A notícia de fato que deu origem à investigação também aponta a realização de gastos considerados vultosos com a contratação de shows artísticos, enquanto o município possuiria dívidas previdenciárias de valores elevados e débitos significativos ainda não quitados com artistas que participaram de edições anteriores do evento.

O MP Eleitoral deu cinco dias úteis para que o prefeito de Santa Cruz da Baixa Verde, Ismael Quintino (Republicanos), apresente uma justificativa técnico-administrativa para a antecipação da Feira da Rapadura. O gestor também deverá enviar cópias dos atos normativos que fundamentaram a mudança do evento para setembro de 2026.

Além disso, o órgão recomendou que o prefeito se abstenha de utilizar a estrutura, o custeio e os recursos da festa para promoção pessoal ou para beneficiar quaisquer candidatos na eleição deste ano. A medida, segundo a portaria, tem o objetivo de preservar a isonomia entre os candidatos e a lisura do processo eleitoral.

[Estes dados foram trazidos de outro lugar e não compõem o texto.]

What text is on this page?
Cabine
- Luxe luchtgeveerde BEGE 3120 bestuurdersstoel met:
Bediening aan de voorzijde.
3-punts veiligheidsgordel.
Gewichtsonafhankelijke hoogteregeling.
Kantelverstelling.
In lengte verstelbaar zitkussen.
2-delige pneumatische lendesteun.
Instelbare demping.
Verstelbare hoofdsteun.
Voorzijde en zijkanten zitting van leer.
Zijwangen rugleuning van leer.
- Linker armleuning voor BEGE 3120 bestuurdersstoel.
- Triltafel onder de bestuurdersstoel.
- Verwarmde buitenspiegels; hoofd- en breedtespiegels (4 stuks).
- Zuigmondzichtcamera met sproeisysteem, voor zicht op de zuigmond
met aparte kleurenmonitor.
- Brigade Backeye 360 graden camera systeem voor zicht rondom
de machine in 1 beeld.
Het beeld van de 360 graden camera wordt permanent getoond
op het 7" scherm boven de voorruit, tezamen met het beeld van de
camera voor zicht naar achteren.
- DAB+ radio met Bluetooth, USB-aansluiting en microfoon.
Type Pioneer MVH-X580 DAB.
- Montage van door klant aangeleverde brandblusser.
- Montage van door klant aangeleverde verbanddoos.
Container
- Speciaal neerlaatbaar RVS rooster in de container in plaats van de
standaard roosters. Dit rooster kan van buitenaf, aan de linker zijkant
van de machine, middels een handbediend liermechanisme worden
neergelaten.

Os autos foram encaminhados à Promotoria de Justiça de Triunfo, responsável pela atuação no município de Santa Cruz da Baixa Verde, para investigar possíveis atos relacionados à defesa do patrimônio público. O procedimento poderá apurar os gastos com a festividade e a situação das dívidas do município mencionadas na notícia de fato.

Recomendação

O MP Eleitoral também recomendou que o prefeito Ismael Quintino impeça o uso da estrutura e dos recursos públicos do evento para promoção pessoal ou eleitoral. De acordo com o órgão, a gestão municipal não deve fazer menções, elogios ou pedidos de voto, explícitos ou implícitos, em favor de candidatos, partidos, federações ou coligações durante a festividade.

O MP também recomendou que palcos, camarotes, sistemas de som, iluminação, telões e a locução do evento não sejam utilizados para discursos de cunho político-eleitoral. A proibição vale para o prefeito, candidatos, lideranças políticas e artistas contratados.

Por sua vez, organizadores, servidores, colaboradores e terceirizados não devem utilizar vestuário ou adereços que façam referência a candidatos, partidos ou coligações. A prefeitura deverá proibir ainda a distribuição de material de campanha e a afixação de propaganda eleitoral nas áreas da festa.

A prefeitura de Santa Cruz da Baixa Verde foi procurada por telefone e e-mail, mas não se posicionou sobre o caso até o fechamento da reportagem. O espaço segue aberto.